Suppose $T,S$ are two non-identity elements in $PSL(2,\mathbb{R})$ and $TS=ST$. Then the number of fixed points of $S$ and $T$ are same.

Question

What I could see is $T$ maps the fixed point set of $S$ to itself, so does $S$ for the fixed point set of $T$. But I can not proceed further. I was actually looking at the proof of a stronger result that says the fixed set is equal if and only if they commute. The proof uses the above statement. I seem to stuck to this point.

Answer 1

Im really just spelling out the comment of reuns in greater detail.
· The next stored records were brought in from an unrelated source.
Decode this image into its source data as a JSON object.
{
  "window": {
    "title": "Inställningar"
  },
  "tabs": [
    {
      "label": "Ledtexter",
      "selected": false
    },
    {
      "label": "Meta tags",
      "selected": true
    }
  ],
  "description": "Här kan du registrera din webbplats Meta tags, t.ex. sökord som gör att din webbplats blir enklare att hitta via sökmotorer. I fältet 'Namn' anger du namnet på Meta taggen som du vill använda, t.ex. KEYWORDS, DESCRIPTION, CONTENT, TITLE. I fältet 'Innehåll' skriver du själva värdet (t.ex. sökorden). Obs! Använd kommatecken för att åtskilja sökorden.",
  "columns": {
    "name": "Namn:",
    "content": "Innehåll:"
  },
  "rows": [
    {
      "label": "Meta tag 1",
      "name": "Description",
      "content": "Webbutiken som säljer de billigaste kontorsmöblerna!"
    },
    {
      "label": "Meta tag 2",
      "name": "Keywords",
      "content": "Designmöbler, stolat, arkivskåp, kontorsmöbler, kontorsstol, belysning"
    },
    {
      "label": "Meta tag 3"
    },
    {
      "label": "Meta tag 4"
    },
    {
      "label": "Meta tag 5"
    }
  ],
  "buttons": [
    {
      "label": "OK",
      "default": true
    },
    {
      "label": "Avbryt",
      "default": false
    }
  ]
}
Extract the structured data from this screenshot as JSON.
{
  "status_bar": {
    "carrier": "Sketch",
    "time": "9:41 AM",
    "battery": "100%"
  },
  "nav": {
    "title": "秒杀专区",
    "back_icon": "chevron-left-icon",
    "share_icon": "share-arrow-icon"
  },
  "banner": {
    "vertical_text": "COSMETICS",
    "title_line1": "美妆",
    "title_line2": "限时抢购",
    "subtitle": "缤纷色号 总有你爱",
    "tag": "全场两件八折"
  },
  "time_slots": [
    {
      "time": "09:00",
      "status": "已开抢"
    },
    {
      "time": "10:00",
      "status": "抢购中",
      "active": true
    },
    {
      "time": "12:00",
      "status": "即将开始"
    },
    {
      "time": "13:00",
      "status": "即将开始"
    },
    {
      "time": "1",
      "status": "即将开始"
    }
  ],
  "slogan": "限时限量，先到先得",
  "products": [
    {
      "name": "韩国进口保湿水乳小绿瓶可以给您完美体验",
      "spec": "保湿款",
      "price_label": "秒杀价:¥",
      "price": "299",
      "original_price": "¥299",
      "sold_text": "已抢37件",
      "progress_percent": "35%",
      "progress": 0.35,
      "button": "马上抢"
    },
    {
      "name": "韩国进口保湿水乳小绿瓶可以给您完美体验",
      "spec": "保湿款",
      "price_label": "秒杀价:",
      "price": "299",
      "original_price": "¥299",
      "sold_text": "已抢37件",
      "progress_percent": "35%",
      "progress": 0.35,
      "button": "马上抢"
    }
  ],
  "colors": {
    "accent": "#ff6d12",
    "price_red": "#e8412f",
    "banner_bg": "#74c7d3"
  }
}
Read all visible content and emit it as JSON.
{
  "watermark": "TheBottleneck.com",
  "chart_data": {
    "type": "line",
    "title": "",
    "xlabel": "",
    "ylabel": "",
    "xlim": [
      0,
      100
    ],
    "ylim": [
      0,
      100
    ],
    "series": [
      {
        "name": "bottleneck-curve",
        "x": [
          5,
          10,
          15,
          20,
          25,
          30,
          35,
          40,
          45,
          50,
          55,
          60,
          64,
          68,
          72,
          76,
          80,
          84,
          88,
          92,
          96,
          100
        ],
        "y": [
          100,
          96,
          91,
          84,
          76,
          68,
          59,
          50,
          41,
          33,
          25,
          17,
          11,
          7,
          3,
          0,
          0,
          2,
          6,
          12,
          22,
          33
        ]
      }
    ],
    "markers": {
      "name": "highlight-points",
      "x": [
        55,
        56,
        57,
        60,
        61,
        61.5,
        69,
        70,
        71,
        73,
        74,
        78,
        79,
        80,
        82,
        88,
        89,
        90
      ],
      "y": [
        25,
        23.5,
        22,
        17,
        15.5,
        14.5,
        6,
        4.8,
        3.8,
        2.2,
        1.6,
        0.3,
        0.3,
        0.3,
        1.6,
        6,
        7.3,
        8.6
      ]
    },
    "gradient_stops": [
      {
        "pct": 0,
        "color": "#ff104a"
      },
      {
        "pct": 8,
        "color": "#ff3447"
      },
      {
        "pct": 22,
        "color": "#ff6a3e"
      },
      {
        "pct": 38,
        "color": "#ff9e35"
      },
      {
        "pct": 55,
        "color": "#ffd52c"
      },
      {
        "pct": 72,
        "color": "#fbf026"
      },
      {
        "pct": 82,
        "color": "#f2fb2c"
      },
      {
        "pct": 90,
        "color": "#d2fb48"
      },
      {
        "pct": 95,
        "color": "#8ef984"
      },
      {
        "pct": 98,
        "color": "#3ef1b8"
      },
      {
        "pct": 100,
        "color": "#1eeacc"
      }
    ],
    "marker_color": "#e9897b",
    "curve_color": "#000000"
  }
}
The fixed points of $S$ (resp. $T$) on $\mathbb P^1_{\mathbb R}$ correspond to eigenvectors of (lifts of) $S$ (resp. $T$). This is because for $p \in \mathbb R^2 \setminus \{0\}$, one has

$$[Sp] = [p] \iff \text{there is } \lambda \neq 0 \text { such that } Sp = \lambda p.$$

Here, we use square brackets to denote the corresponding point in $\mathbb P^1_{\mathbb R}$.

Can you show that the number of fixed points of $S$ (resp. $T$) is the number of eigenvalues of $S$ (resp. $T$)? (Here, you use that $S$ and $T$ are not the identity.)

Afterwards, compare eigenspaces of $S$ and $T$ using $ST = TS$.